We used a logistic regression model to estimate the association between B12 and incident albuminuria in FHS participants, defined as UACR ?17 mg/g in men and ?25 mg/g in women at Offspring examination cycle 8 [2005–۲۰۰۸]. Participants with albuminuria at the baseline examination were excluded. c, smoking status, hypertension treatment and the presence of diabetes. We then further adjusted the model for baseline homocysteine levels. Because there was no communication between B12 and homocysteine in the incident analyses, no stratified analysis was done.
We tested the association between B12 and incident RKF using a logistic regression model. The multivariable adjusted model included age, sex, baseline eGFR, diabetes, hypertension and dipstick proteinuria. This model was again adjusted for baseline homocysteine levels. Statistical analyses were performed using SAS, version 9.2 (Cary, North Carolina). A two-tailed p-value of <0.05 was considered significant.
To replicate our very own conclusions, i built identical logistic regression designs to check on the latest mix-sectional association ranging from B12, albuminuria and you can RKF when you look at the members out of NHANES 2003–۲۰۰۴. New patterns was in fact modified and you may stratified once the explained a lot more than to own FHS. Analyses having NHANES 2003–۲۰۰۴ had been performed playing with SUDAAN ten.step 1 (Look Triangle Institute, Browse Triangle Park, NC) accounting for this study’s complex testing build, as well as uneven probabilities of solutions, over-sampling, and you can non-impulse. Testing weights was indeed taken out all the NHANES 2003–۲۰۰۴ analyses to help make quotes which can be user of federal U.S populace.
In total, 2,965 FHS participants were included in the study. Baseline B12 ranged from 50–۱۶۹۰ pg/ml. In total, 135 participants had B12 levels below 200 pg/ml. The characteristics of the participants, stratified by quartile of vitamin B12, are shown in Table 1. There was no difference in baseline eGFR, UACR or the prevalence of albuminuria across vitamin B12 quartiles. There was an inverse relationship between vitamin B12 and homocysteine levels across quartiles (p < 0.0001 for trend).

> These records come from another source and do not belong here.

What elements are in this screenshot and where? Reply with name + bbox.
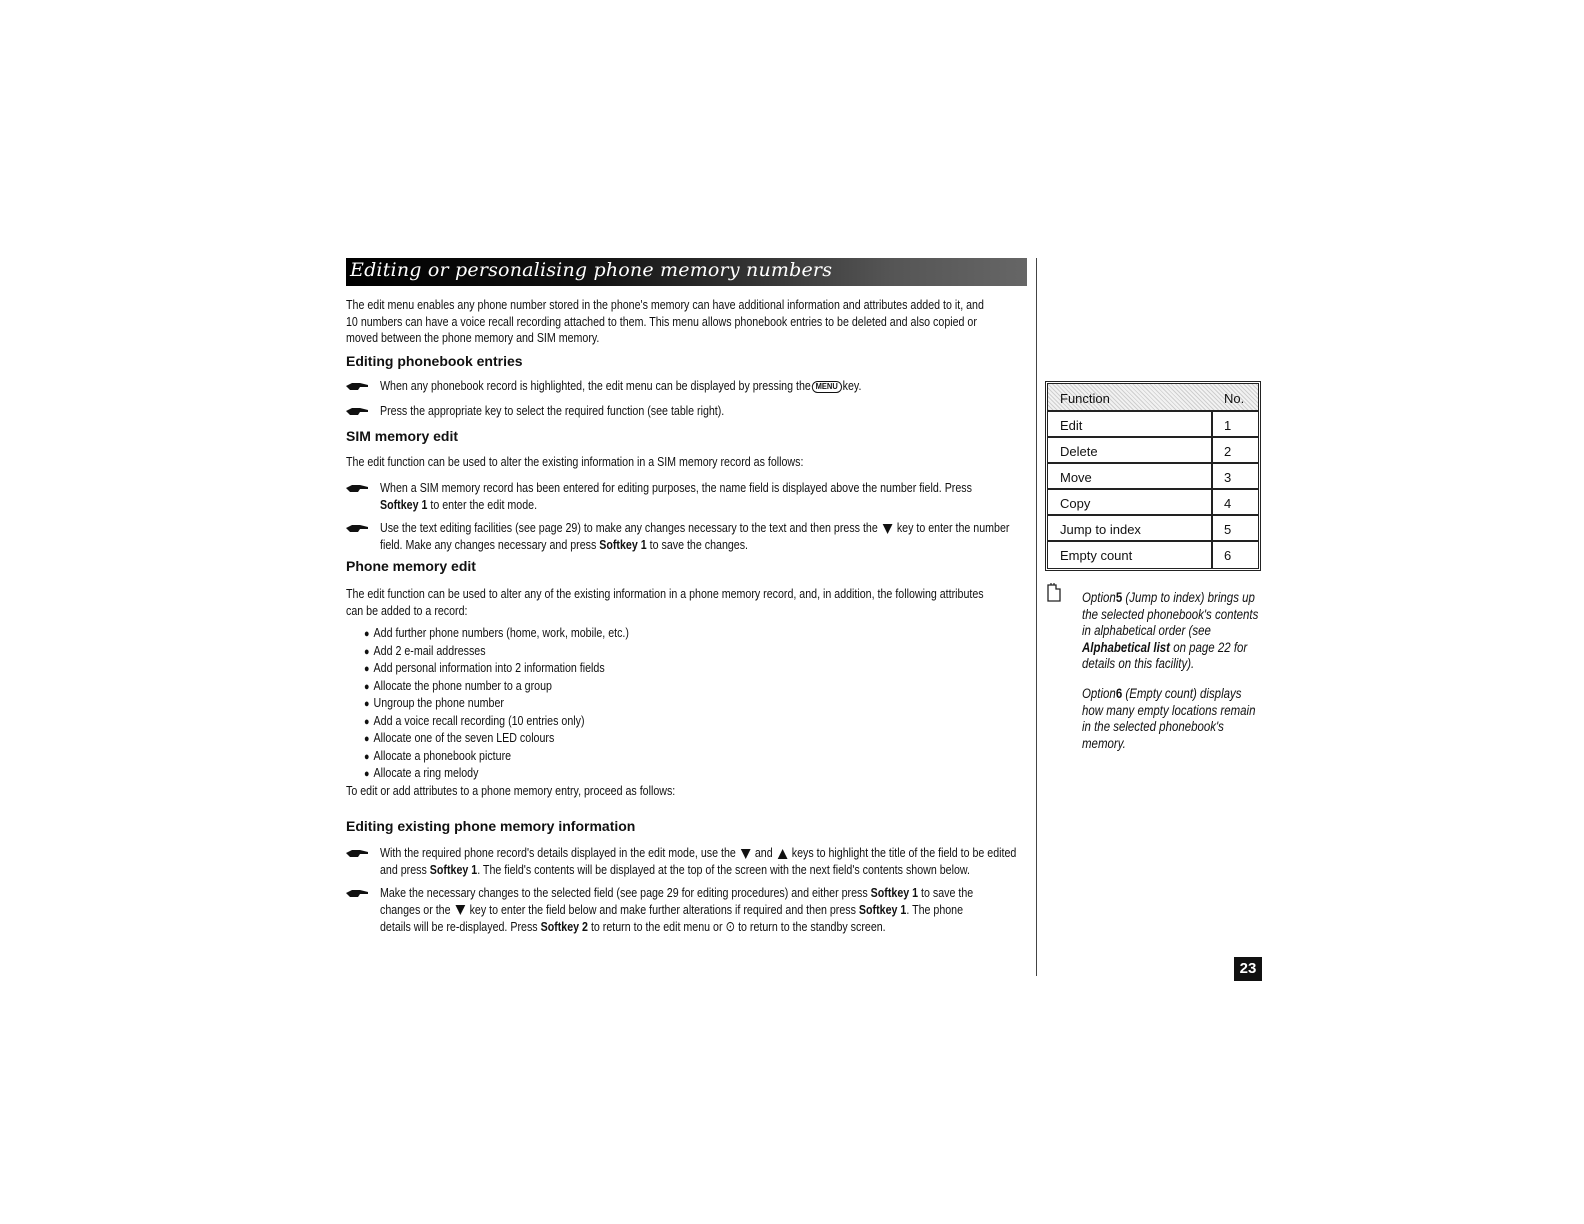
menu-key-icon: MENU: [812, 381, 842, 393]
table-row: Empty count 6: [1060, 548, 1232, 563]
intro-paragraph: The edit menu enables any phone number stored in the phone's memory can have additional information and attributes added to it, and 10 numbers can have a voice recall recording attached to them. This menu allows phonebook entries to be deleted and also copied or moved between the phone memory and SIM memory.: [346, 297, 984, 345]
table-header-no: No.: [1224, 391, 1245, 406]
section-title-bar: [346, 258, 1027, 286]
side-note-option-6: Option6 (Empty count) displays how many empty locations remain in the selected phonebook's memory.: [1082, 686, 1256, 751]
table-row: Jump to index 5: [1048, 516, 1258, 542]
phonebook-step-2: Press the appropriate key to select the required function (see table right).: [380, 403, 725, 418]
side-note-option-5: Option5 (Jump to index) brings up the selected phonebook's contents in alphabetical order (see Alphabetical list on page 22 for details on this facility).: [1082, 590, 1259, 671]
list-item: ● Add a voice recall recording (10 entries only): [364, 713, 629, 731]
table-row: Move 3: [1048, 464, 1258, 490]
list-item: ● Allocate a phonebook picture: [364, 748, 629, 766]
pointing-hand-icon: [346, 406, 368, 416]
pointing-hand-icon: [346, 381, 368, 391]
pointing-hand-icon: [346, 483, 368, 493]
heading-phone-memory-edit: Phone memory edit: [346, 558, 476, 574]
down-arrow-key-icon: [455, 905, 465, 915]
function-table: [1045, 381, 1261, 571]
sim-intro: The edit function can be used to alter the existing information in a SIM memory record as follows:: [346, 454, 804, 469]
existing-step-2: Make the necessary changes to the selected field (see page 29 for editing procedures) and either press Softkey 1 to save the changes or the key to enter the field below and make further alterations if required and then press Softkey 1. The phone details will be re-displayed. Press Softkey 2 to return to the edit menu or ⊙ to return to the standby screen.: [380, 885, 974, 934]
up-arrow-key-icon: [777, 849, 787, 859]
list-item: ● Add personal information into 2 information fields: [364, 660, 629, 678]
table-row: Edit 1: [1048, 412, 1258, 438]
heading-sim-memory-edit: SIM memory edit: [346, 428, 459, 444]
attribute-list: [364, 625, 629, 783]
table-row: Copy 4: [1048, 490, 1258, 516]
page-number: 23: [1234, 957, 1262, 981]
heading-editing-existing: Editing existing phone memory information: [346, 818, 636, 834]
column-divider: [1036, 258, 1037, 976]
page-title: Editing or personalising phone memory numbers: [350, 259, 833, 281]
list-item: ● Allocate the phone number to a group: [364, 678, 629, 696]
heading-editing-phonebook: Editing phonebook entries: [346, 353, 523, 369]
list-item: ● Add 2 e-mail addresses: [364, 643, 629, 661]
down-arrow-key-icon: [882, 524, 892, 534]
note-pad-icon: [1046, 583, 1062, 603]
list-item: ● Add further phone numbers (home, work, mobile, etc.): [364, 625, 629, 643]
phone-intro: The edit function can be used to alter any of the existing information in a phone memory record, and, in addition, the following attributes can be added to a record:: [346, 586, 984, 618]
list-item: ● Allocate one of the seven LED colours: [364, 730, 629, 748]
sim-step-1: When a SIM memory record has been entered for editing purposes, the name field is displayed above the number field. Press Softkey 1 to enter the edit mode.: [380, 480, 972, 512]
down-arrow-key-icon: [740, 849, 750, 859]
end-call-key-icon: ⊙: [725, 918, 736, 934]
pointing-hand-icon: [346, 888, 368, 898]
phone-outro: To edit or add attributes to a phone memory entry, proceed as follows:: [346, 783, 676, 798]
table-header-row: [1048, 384, 1258, 412]
sim-step-2: Use the text editing facilities (see page 29) to make any changes necessary to the text and then press the key to enter the number field. Make any changes necessary and press Softkey 1 to save the changes.: [380, 520, 1010, 552]
table-header-function: Function: [1060, 391, 1110, 406]
list-item: ● Ungroup the phone number: [364, 695, 629, 713]
pointing-hand-icon: [346, 848, 368, 858]
list-item: ● Allocate a ring melody: [364, 765, 629, 783]
table-row: Delete 2: [1048, 438, 1258, 464]
phonebook-step-1: When any phonebook record is highlighted, the edit menu can be displayed by pressing the MENU key.: [380, 378, 862, 393]
existing-step-1: With the required phone record's details displayed in the edit mode, use the and keys to highlight the title of the field to be edited and press Softkey 1. The field's contents will be displayed at the top of the screen with the next field's contents shown below.: [380, 845, 1017, 877]
pointing-hand-icon: [346, 523, 368, 533]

Plasma B12 was weakly correlated with HDLc (r = 0.06, p = 0.002) and BMI (r = ?0.08, p < 0.001). There was an expected negative correlation with plasma homocysteine levels (r = ?0.29, p < 0.001). There was no correlation between B12 levels and UACR or eGFR.

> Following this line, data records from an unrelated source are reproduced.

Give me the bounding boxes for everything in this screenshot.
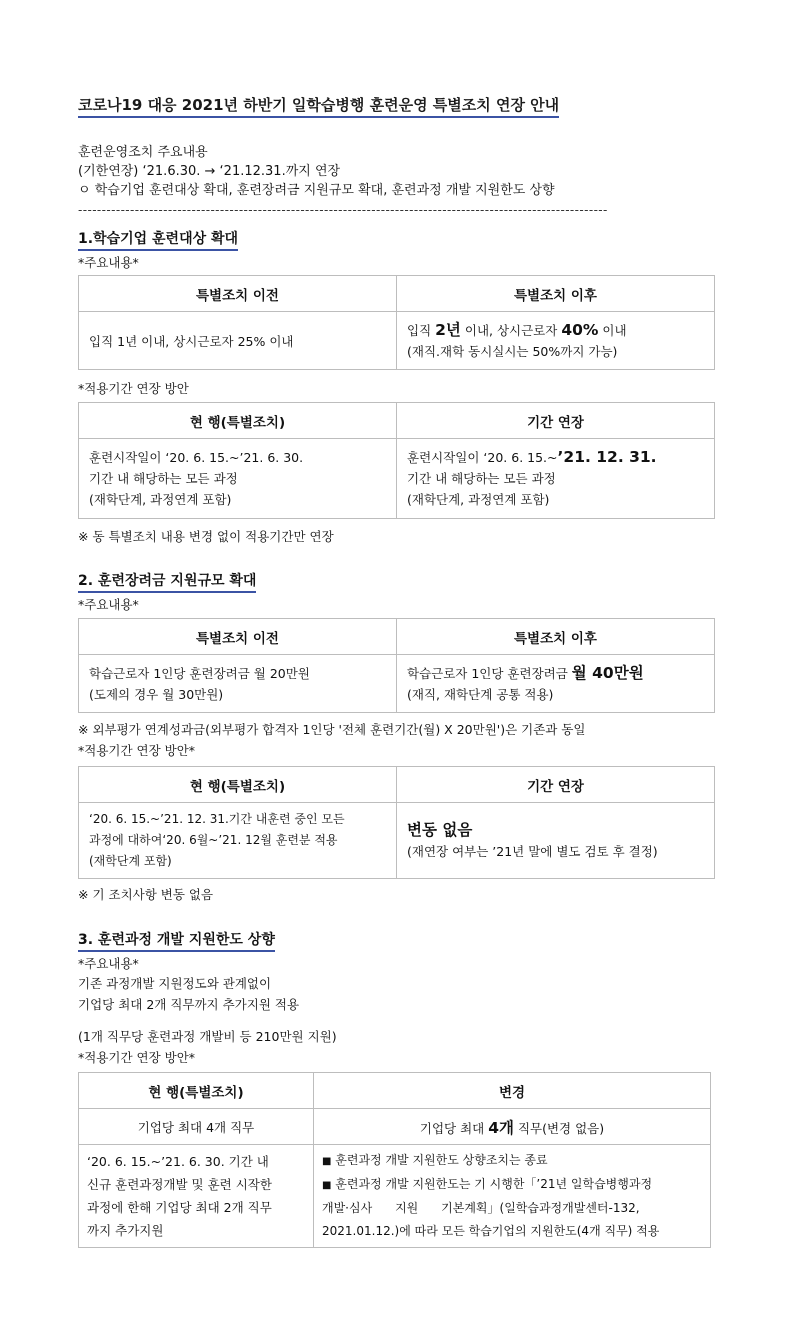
intro-line-2: (기한연장) ‘21.6.30. → ‘21.12.31.까지 연장 [78,164,341,179]
section-1-note: ※ 동 특별조치 내용 변경 없이 적용기간만 연장 [78,529,334,544]
table-header: 기간 연장 [397,403,715,439]
section-2-table-2 [78,766,715,879]
table-cell: 학습근로자 1인당 훈련장려금 월 20만원 (도제의 경우 월 30만원) [79,655,397,713]
section-3-heading: 3. 훈련과정 개발 지원한도 상향 [78,929,275,952]
section-3-line-1: 기존 과정개발 지원정도와 관계없이 [78,976,272,991]
table-header: 현 행(특별조치) [79,767,397,803]
table-cell: 훈련시작일이 ‘20. 6. 15.~’21. 12. 31. 기간 내 해당하는 모든 과정 (재학단계, 과정연계 포함) [397,439,715,519]
section-1-heading: 1.학습기업 훈련대상 확대 [78,228,238,251]
table-cell: ■ 훈련과정 개발 지원한도 상향조치는 종료 ■ 훈련과정 개발 지원한도는 기 시행한「’21년 일학습병행과정 개발·심사 지원 기본계획」(일학습과정개발센터-132, 2021.01.12.)에 따라 모든 학습기업의 지원한도(4개 직무) 적용 [314,1145,711,1248]
intro-line-1: 훈련운영조치 주요내용 [78,145,208,160]
section-2-heading: 2. 훈련장려금 지원규모 확대 [78,570,256,593]
table-cell: 입직 2년 이내, 상시근로자 40% 이내 (재직.재학 동시실시는 50%까지 가능) [397,312,715,370]
bullet-square-icon: ■ [322,1180,332,1191]
table-header: 기간 연장 [397,767,715,803]
intro-line-3: ㅇ 학습기업 훈련대상 확대, 훈련장려금 지원규모 확대, 훈련과정 개발 지원한도 상향 [78,183,555,198]
table-header: 특별조치 이전 [79,276,397,312]
section-1-sub-period: *적용기간 연장 방안 [78,381,189,396]
table-cell: 기업당 최대 4개 직무(변경 없음) [314,1109,711,1145]
table-cell: 변동 없음 (재연장 여부는 ’21년 말에 별도 검토 후 결정) [397,803,715,879]
section-3-sub-period: *적용기간 연장 방안* [78,1050,196,1065]
table-cell: 훈련시작일이 ‘20. 6. 15.~’21. 6. 30. 기간 내 해당하는 모든 과정 (재학단계, 과정연계 포함) [79,439,397,519]
section-2-note-2: ※ 기 조치사항 변동 없음 [78,887,214,902]
table-header: 변경 [314,1073,711,1109]
section-2-sub-main: *주요내용* [78,597,139,612]
section-3-line-2: 기업당 최대 2개 직무까지 추가지원 적용 [78,997,300,1012]
section-3-table [78,1072,711,1248]
section-3-sub-main: *주요내용* [78,956,139,971]
section-1-sub-main: *주요내용* [78,255,139,270]
section-3-line-3: (1개 직무당 훈련과정 개발비 등 210만원 지원) [78,1029,337,1044]
document-title: 코로나19 대응 2021년 하반기 일학습병행 훈련운영 특별조치 연장 안내 [78,94,559,118]
table-header: 특별조치 이후 [397,276,715,312]
table-header: 특별조치 이전 [79,619,397,655]
section-2-note-1: ※ 외부평가 연계성과금(외부평가 합격자 1인당 '전체 훈련기간(월) X 20만원')은 기존과 동일 [78,722,586,737]
table-cell: ‘20. 6. 15.~’21. 6. 30. 기간 내 신규 훈련과정개발 및 훈련 시작한 과정에 한해 기업당 최대 2개 직무 까지 추가지원 [79,1145,314,1248]
table-header: 현 행(특별조치) [79,403,397,439]
divider-line: ---------------------------------------------------------------------------------------------------------------- [78,203,608,217]
table-header: 특별조치 이후 [397,619,715,655]
section-1-table-2 [78,402,715,519]
section-2-table-1 [78,618,715,713]
bullet-square-icon: ■ [322,1156,332,1167]
section-2-sub-period: *적용기간 연장 방안* [78,743,196,758]
table-header: 현 행(특별조치) [79,1073,314,1109]
table-cell: 입직 1년 이내, 상시근로자 25% 이내 [79,312,397,370]
section-1-table-1 [78,275,715,370]
table-cell: ‘20. 6. 15.~’21. 12. 31.기간 내훈련 중인 모든 과정에 대하여‘20. 6월~’21. 12월 훈련분 적용 (재학단계 포함) [79,803,397,879]
table-cell: 기업당 최대 4개 직무 [79,1109,314,1145]
table-cell: 학습근로자 1인당 훈련장려금 월 40만원 (재직, 재학단계 공통 적용) [397,655,715,713]
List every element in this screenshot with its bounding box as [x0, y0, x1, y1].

Cross-sectional analyses away from B12 which have albuminuria
In the cross-sectional age- and sex-adjusted and multivariable-adjusted models, there was no association between levels of B12 and prevalent albuminuria (Table 2) in FHS participants. However, after http://www.datingranking.net/nl/ilove-overzicht/ adjustment for homocysteine levels, higher B12 levels were associated with an increased risk of albuminuria (OR 1.44 per 1 SD increase, 95% CI 1.10 – ۱.۸۷). There was no interaction between B12 and homocysteine (pinteraction = ۰.۶۳). When the participants were stratified by homocysteine levels, there was no association between B12 and albuminuria after full covariate adjustment (OR 1.27, 95% CI 0.85 – ۱.۹۰) in participants with homocysteine levels < 9.08 ?mol/L. However, in participants with homocysteine above the median, higher B12 levels were associated with albuminuria (OR 1.57, 95% CI 1.10 – 2.26).

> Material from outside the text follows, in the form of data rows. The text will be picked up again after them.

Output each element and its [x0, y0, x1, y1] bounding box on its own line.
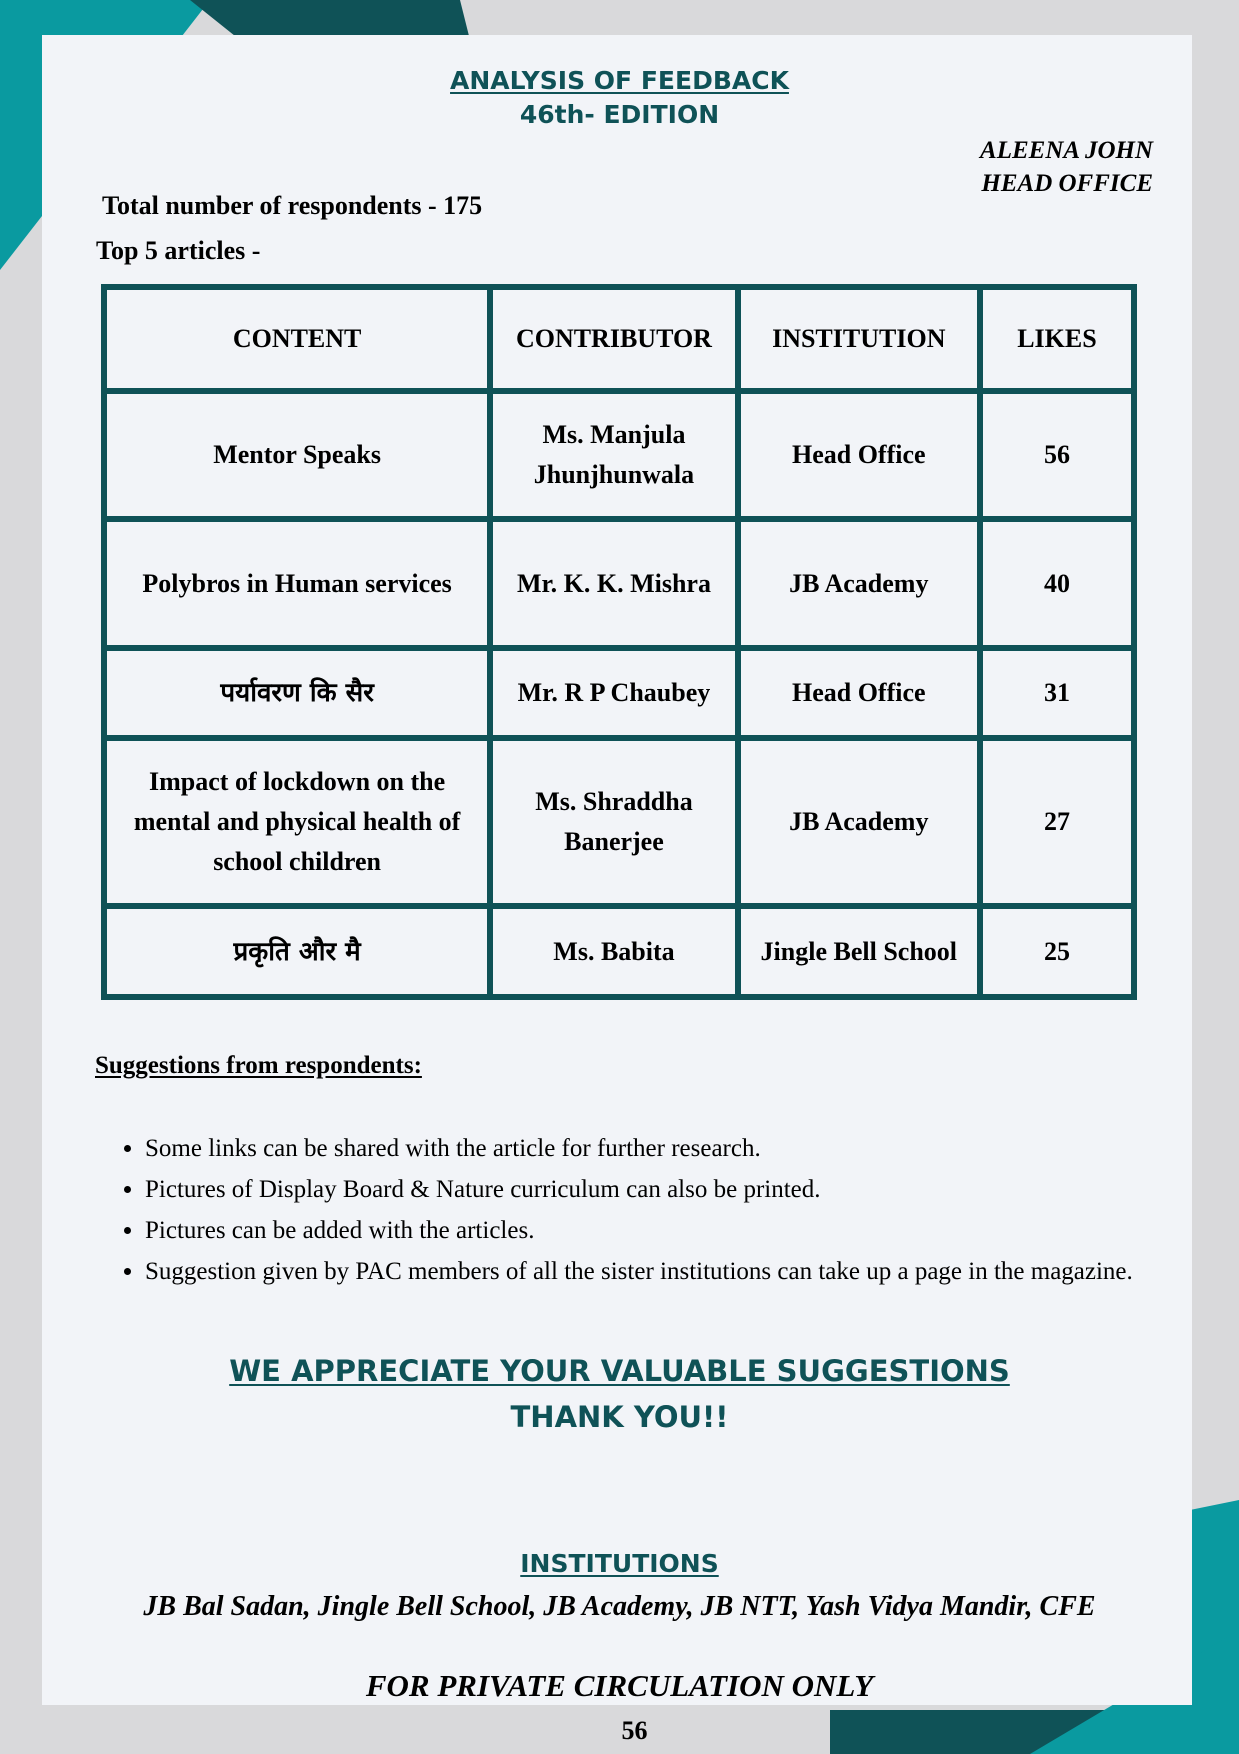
cell-contributor: Ms. Babita — [490, 906, 737, 997]
cell-institution: JB Academy — [738, 738, 980, 906]
cell-institution: JB Academy — [738, 519, 980, 648]
column-header-content: CONTENT — [104, 287, 490, 391]
list-item: • Suggestion given by PAC members of all the sister institutions can take up a page in the magazine. — [145, 1251, 1190, 1292]
list-item: • Pictures of Display Board & Nature curriculum can also be printed. — [145, 1169, 1190, 1210]
table-header-row — [104, 287, 1134, 391]
author-name: ALEENA JOHN — [980, 137, 1153, 164]
page-number: 56 — [621, 1716, 648, 1745]
cell-likes: 25 — [980, 906, 1134, 997]
cell-content: Polybros in Human services — [104, 519, 490, 648]
cell-likes: 56 — [980, 391, 1134, 519]
table-row — [104, 519, 1134, 648]
appreciation-line: WE APPRECIATE YOUR VALUABLE SUGGESTIONS — [229, 1354, 1010, 1388]
author-office: HEAD OFFICE — [981, 170, 1153, 197]
list-item: • Some links can be shared with the article for further research. — [145, 1128, 1190, 1169]
cell-content: प्रकृति और मै — [104, 906, 490, 997]
cell-contributor: Ms. Shraddha Banerjee — [490, 738, 737, 906]
table-row — [104, 648, 1134, 738]
cell-institution: Head Office — [738, 648, 980, 738]
top-articles-table — [101, 284, 1137, 1000]
top-articles-label: Top 5 articles - — [96, 236, 261, 265]
page-title: ANALYSIS OF FEEDBACK — [450, 66, 789, 95]
column-header-institution: INSTITUTION — [738, 287, 980, 391]
table-row — [104, 906, 1134, 997]
author-block — [980, 134, 1153, 200]
institutions-heading: INSTITUTIONS — [520, 1549, 719, 1578]
table-row — [104, 738, 1134, 906]
cell-institution: Head Office — [738, 391, 980, 519]
respondents-count: Total number of respondents - 175 — [102, 191, 483, 220]
cell-content: Impact of lockdown on the mental and physical health of school children — [104, 738, 490, 906]
institutions-list: JB Bal Sadan, Jingle Bell School, JB Academy, JB NTT, Yash Vidya Mandir, CFE — [143, 1591, 1096, 1622]
cell-institution: Jingle Bell School — [738, 906, 980, 997]
cell-likes: 27 — [980, 738, 1134, 906]
cell-contributor: Mr. K. K. Mishra — [490, 519, 737, 648]
table-row — [104, 391, 1134, 519]
private-circulation-note: FOR PRIVATE CIRCULATION ONLY — [365, 1668, 874, 1703]
column-header-contributor: CONTRIBUTOR — [490, 287, 737, 391]
cell-contributor: Mr. R P Chaubey — [490, 648, 737, 738]
cell-contributor: Ms. Manjula Jhunjhunwala — [490, 391, 737, 519]
cell-likes: 40 — [980, 519, 1134, 648]
column-header-likes: LIKES — [980, 287, 1134, 391]
cell-content: Mentor Speaks — [104, 391, 490, 519]
suggestions-list — [104, 1128, 1190, 1292]
suggestions-title: Suggestions from respondents: — [95, 1052, 422, 1079]
cell-content: पर्यावरण कि सैर — [104, 648, 490, 738]
thank-you-line: THANK YOU!! — [510, 1400, 729, 1434]
cell-likes: 31 — [980, 648, 1134, 738]
edition-label: 46th- EDITION — [519, 100, 720, 129]
list-item: • Pictures can be added with the articles. — [145, 1210, 1190, 1251]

Cross-sectional analyses regarding B12 with RKF
In cross-sectional age- and sex-adjusted models and the multivariable model, there was no association between B12 and RKF (Table 2). After adjusting for homocysteine, there was an association between B12 and RKF (OR 1.83, 95% CI 1.30 – ۲.۶۰). The association between B12 and RKF differed by level of homocysteine (pinteraction = ۰.۰۰۵). After stratifying by median homocysteine (9.08 ?mol/L), the relationship between B12 and RKF remained robust in participants with homocysteine ? 9.08 ?mol/L (OR 2.17, 95% CI 1.44 – ۳.۲۶). However, at lower levels of homocysteine, there was no association between B12 and RKF (OR 1.22, 95% CI 0.62 – ۲.۴۱).